Not finding a new argument, Lucy slowly followed her into the clearing, glancing doubtfully at Alan for guidance.

“All right. Let’s go for a moment. I’d like to see his face now. No Boche can successfully hide all his thoughts.”

“Perhaps not,” answered Lucy uncomfortably. “But the trouble is, I can’t either.”

She hardly met Franz’ eyes when the German opened the door for them, with his awkward bow and sour smile. To hide her face she bent over little Wilhelm and pulled up the ragged stockings falling down his cold, bare legs.

“How did you happen to see us, Franz?” inquired Alan, as nearly as his wretched German would permit. Alan’s verbs were always in the wrong place.

Franz puzzled for a second over the twisted phrase. Lucy wished Alan would not ask questions. As they entered the cottage Franz answered readily enough:

“I saw you and the Fräulein passing along by the clearing, and as you walked fast and seemed cold I sent the little one to ask you to warm yourselves by my fire. The Fräulein is very good to us. Trudchen!” he shouted, opening the door into the second room of the cottage.

Whatever Alan might decipher from Franz’ expression, Lucy did not get very far in reading it. He looked to her sombre, morose and unfriendly as ever, all his politeness no more than what his situation forced upon him. If his sharp eyes seemed to gleam with suspicious watchfulness she fancied that her own disturbed imagination put it there.

Alan, however, kept looking at Franz in critical silence, as the German pulled up stools before the fire and threw on pine boughs until the flame leaped up, all the while casting quick glances at his visitors and muttering short phrases of would-be civility, such as, “There, it burns. Draw up, now.
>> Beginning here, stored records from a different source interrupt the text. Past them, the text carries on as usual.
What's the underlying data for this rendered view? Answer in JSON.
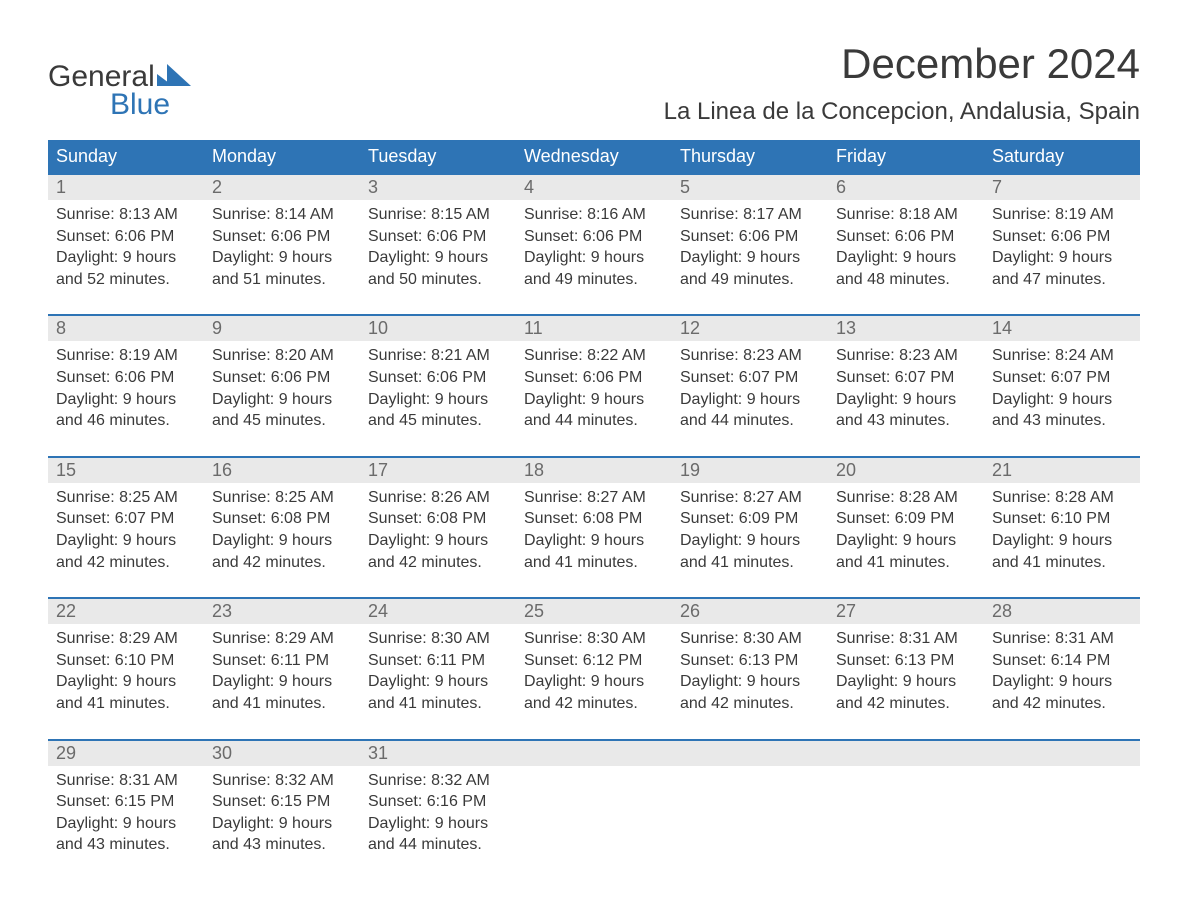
{
  "logo": {
    "line1": "General",
    "line2": "Blue",
    "mark_color": "#2e74b5"
  },
  "title": "December 2024",
  "location": "La Linea de la Concepcion, Andalusia, Spain",
  "colors": {
    "header_bg": "#2e74b5",
    "header_text": "#ffffff",
    "daynum_bg": "#e9e9e9",
    "daynum_border": "#2e74b5",
    "body_text": "#3a3a3a",
    "daynum_text": "#6b6b6b",
    "background": "#ffffff"
  },
  "typography": {
    "title_fontsize": 42,
    "location_fontsize": 24,
    "dayheader_fontsize": 18,
    "daynum_fontsize": 18,
    "cell_fontsize": 16,
    "logo_fontsize": 30,
    "font_family": "Arial"
  },
  "day_headers": [
    "Sunday",
    "Monday",
    "Tuesday",
    "Wednesday",
    "Thursday",
    "Friday",
    "Saturday"
  ],
  "weeks": [
    {
      "nums": [
        "1",
        "2",
        "3",
        "4",
        "5",
        "6",
        "7"
      ],
      "cells": [
        "Sunrise: 8:13 AM\nSunset: 6:06 PM\nDaylight: 9 hours and 52 minutes.",
        "Sunrise: 8:14 AM\nSunset: 6:06 PM\nDaylight: 9 hours and 51 minutes.",
        "Sunrise: 8:15 AM\nSunset: 6:06 PM\nDaylight: 9 hours and 50 minutes.",
        "Sunrise: 8:16 AM\nSunset: 6:06 PM\nDaylight: 9 hours and 49 minutes.",
        "Sunrise: 8:17 AM\nSunset: 6:06 PM\nDaylight: 9 hours and 49 minutes.",
        "Sunrise: 8:18 AM\nSunset: 6:06 PM\nDaylight: 9 hours and 48 minutes.",
        "Sunrise: 8:19 AM\nSunset: 6:06 PM\nDaylight: 9 hours and 47 minutes."
      ]
    },
    {
      "nums": [
        "8",
        "9",
        "10",
        "11",
        "12",
        "13",
        "14"
      ],
      "cells": [
        "Sunrise: 8:19 AM\nSunset: 6:06 PM\nDaylight: 9 hours and 46 minutes.",
        "Sunrise: 8:20 AM\nSunset: 6:06 PM\nDaylight: 9 hours and 45 minutes.",
        "Sunrise: 8:21 AM\nSunset: 6:06 PM\nDaylight: 9 hours and 45 minutes.",
        "Sunrise: 8:22 AM\nSunset: 6:06 PM\nDaylight: 9 hours and 44 minutes.",
        "Sunrise: 8:23 AM\nSunset: 6:07 PM\nDaylight: 9 hours and 44 minutes.",
        "Sunrise: 8:23 AM\nSunset: 6:07 PM\nDaylight: 9 hours and 43 minutes.",
        "Sunrise: 8:24 AM\nSunset: 6:07 PM\nDaylight: 9 hours and 43 minutes."
      ]
    },
    {
      "nums": [
        "15",
        "16",
        "17",
        "18",
        "19",
        "20",
        "21"
      ],
      "cells": [
        "Sunrise: 8:25 AM\nSunset: 6:07 PM\nDaylight: 9 hours and 42 minutes.",
        "Sunrise: 8:25 AM\nSunset: 6:08 PM\nDaylight: 9 hours and 42 minutes.",
        "Sunrise: 8:26 AM\nSunset: 6:08 PM\nDaylight: 9 hours and 42 minutes.",
        "Sunrise: 8:27 AM\nSunset: 6:08 PM\nDaylight: 9 hours and 41 minutes.",
        "Sunrise: 8:27 AM\nSunset: 6:09 PM\nDaylight: 9 hours and 41 minutes.",
        "Sunrise: 8:28 AM\nSunset: 6:09 PM\nDaylight: 9 hours and 41 minutes.",
        "Sunrise: 8:28 AM\nSunset: 6:10 PM\nDaylight: 9 hours and 41 minutes."
      ]
    },
    {
      "nums": [
        "22",
        "23",
        "24",
        "25",
        "26",
        "27",
        "28"
      ],
      "cells": [
        "Sunrise: 8:29 AM\nSunset: 6:10 PM\nDaylight: 9 hours and 41 minutes.",
        "Sunrise: 8:29 AM\nSunset: 6:11 PM\nDaylight: 9 hours and 41 minutes.",
        "Sunrise: 8:30 AM\nSunset: 6:11 PM\nDaylight: 9 hours and 41 minutes.",
        "Sunrise: 8:30 AM\nSunset: 6:12 PM\nDaylight: 9 hours and 42 minutes.",
        "Sunrise: 8:30 AM\nSunset: 6:13 PM\nDaylight: 9 hours and 42 minutes.",
        "Sunrise: 8:31 AM\nSunset: 6:13 PM\nDaylight: 9 hours and 42 minutes.",
        "Sunrise: 8:31 AM\nSunset: 6:14 PM\nDaylight: 9 hours and 42 minutes."
      ]
    },
    {
      "nums": [
        "29",
        "30",
        "31",
        "",
        "",
        "",
        ""
      ],
      "cells": [
        "Sunrise: 8:31 AM\nSunset: 6:15 PM\nDaylight: 9 hours and 43 minutes.",
        "Sunrise: 8:32 AM\nSunset: 6:15 PM\nDaylight: 9 hours and 43 minutes.",
        "Sunrise: 8:32 AM\nSunset: 6:16 PM\nDaylight: 9 hours and 44 minutes.",
        "",
        "",
        "",
        ""
      ]
    }
  ]
}
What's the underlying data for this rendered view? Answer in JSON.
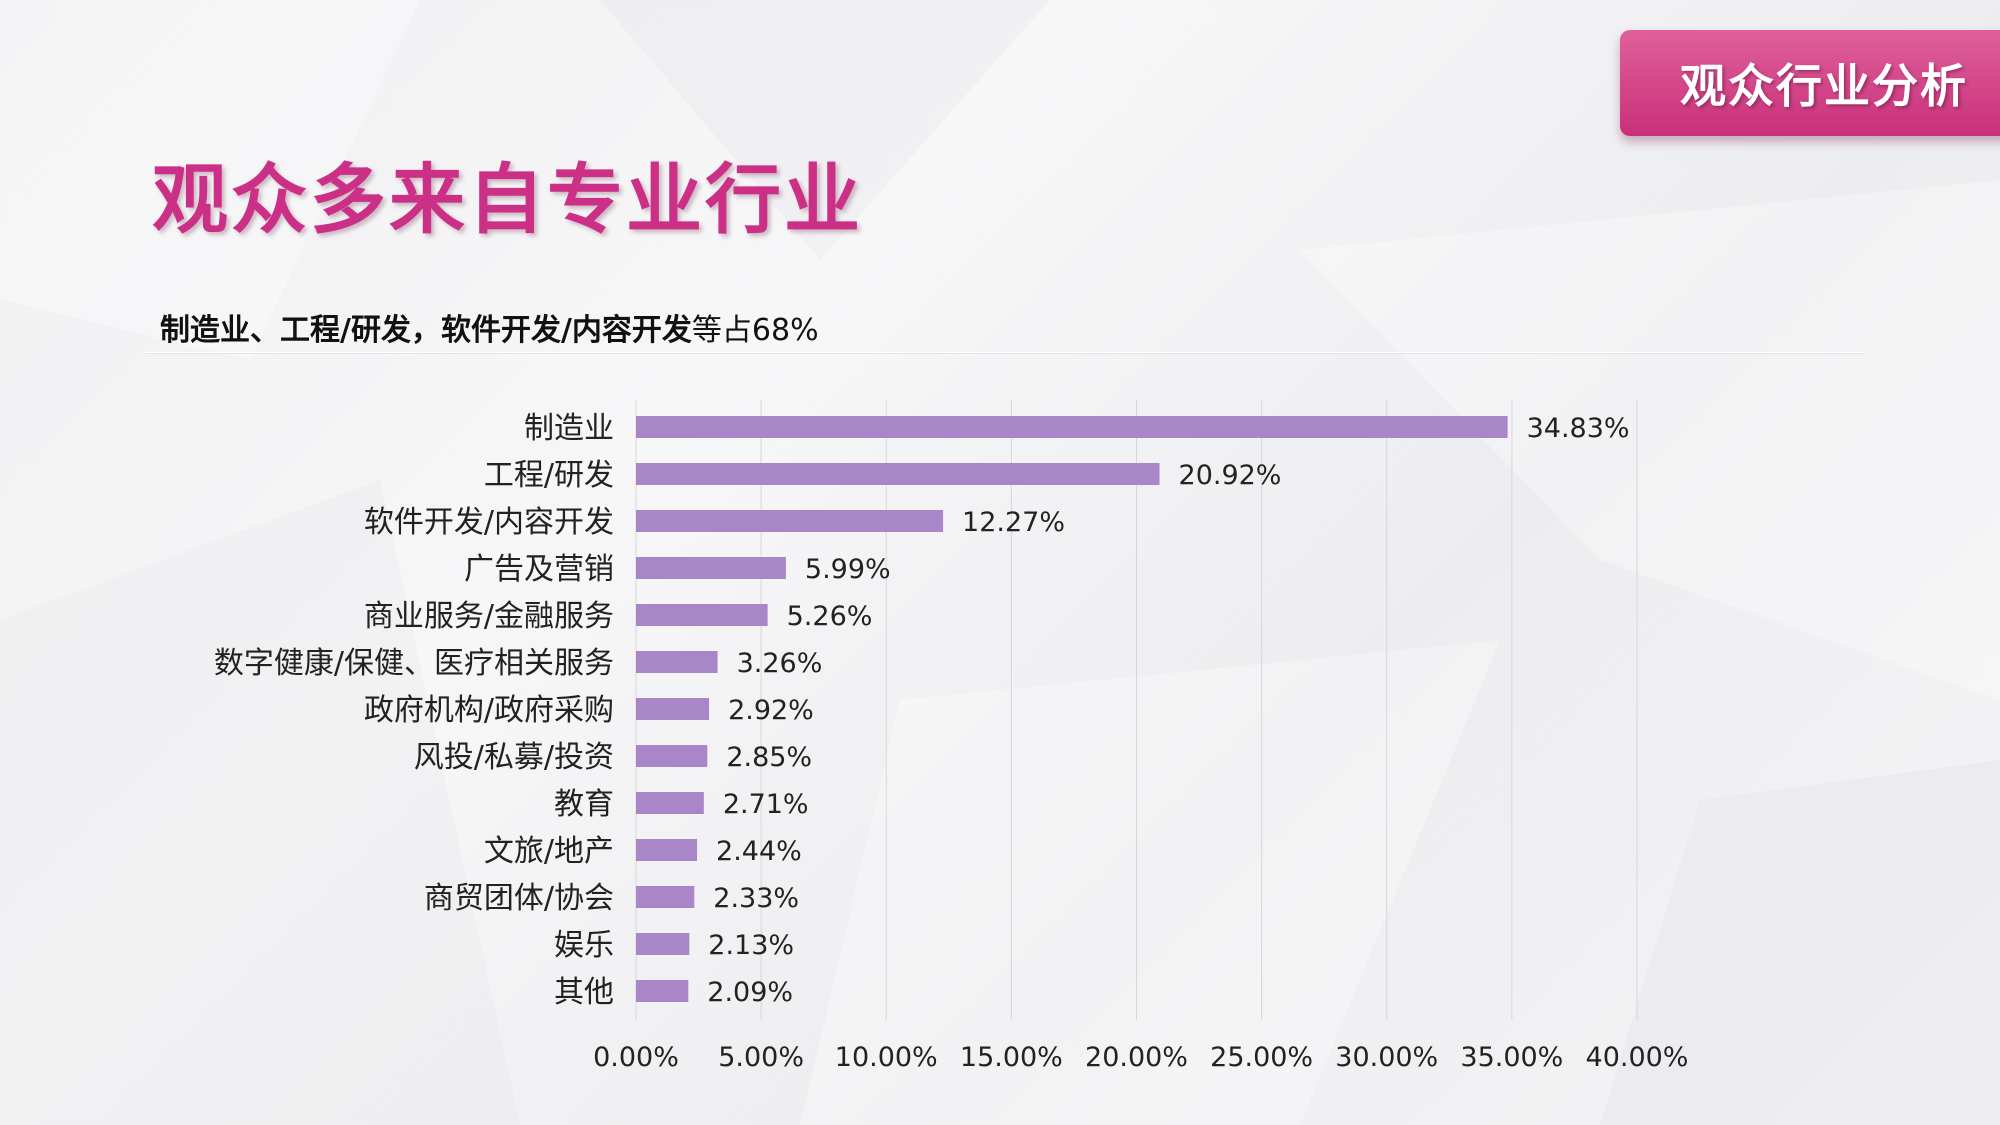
{
  "corner_tag": {
    "label": "观众行业分析"
  },
  "page_title": "观众多来自专业行业",
  "subtitle": {
    "strong": "制造业、工程/研发，软件开发/内容开发",
    "rest": "等占68%"
  },
  "colors": {
    "bar": "#a986c8",
    "title": "#cc2f86",
    "tag": "#d8468c",
    "grid": "#d7d7db"
  },
  "chart_data": {
    "type": "bar",
    "orientation": "horizontal",
    "categories": [
      "制造业",
      "工程/研发",
      "软件开发/内容开发",
      "广告及营销",
      "商业服务/金融服务",
      "数字健康/保健、医疗相关服务",
      "政府机构/政府采购",
      "风投/私募/投资",
      "教育",
      "文旅/地产",
      "商贸团体/协会",
      "娱乐",
      "其他"
    ],
    "values": [
      34.83,
      20.92,
      12.27,
      5.99,
      5.26,
      3.26,
      2.92,
      2.85,
      2.71,
      2.44,
      2.33,
      2.13,
      2.09
    ],
    "value_labels": [
      "34.83%",
      "20.92%",
      "12.27%",
      "5.99%",
      "5.26%",
      "3.26%",
      "2.92%",
      "2.85%",
      "2.71%",
      "2.44%",
      "2.33%",
      "2.13%",
      "2.09%"
    ],
    "xlim": [
      0,
      40
    ],
    "x_ticks": [
      0,
      5,
      10,
      15,
      20,
      25,
      30,
      35,
      40
    ],
    "x_tick_labels": [
      "0.00%",
      "5.00%",
      "10.00%",
      "15.00%",
      "20.00%",
      "25.00%",
      "30.00%",
      "35.00%",
      "40.00%"
    ],
    "grid": true,
    "legend": "none",
    "title": "",
    "xlabel": "",
    "ylabel": ""
  }
}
The wife will come presently.”

Trudchen had answered in her dull, tired voice from the bedroom beyond, but she did not at once appear, but continued to drag her slippered feet back and forth across the floor. Lucy felt very uneasy, for she saw that Alan was in one of his moods of careless imprudence, which, when his thoughtless words or actions led to success, had won him fame and medals, and, when they brought him near disaster, had caused Arthur Leslie to frown over “that silly ass.”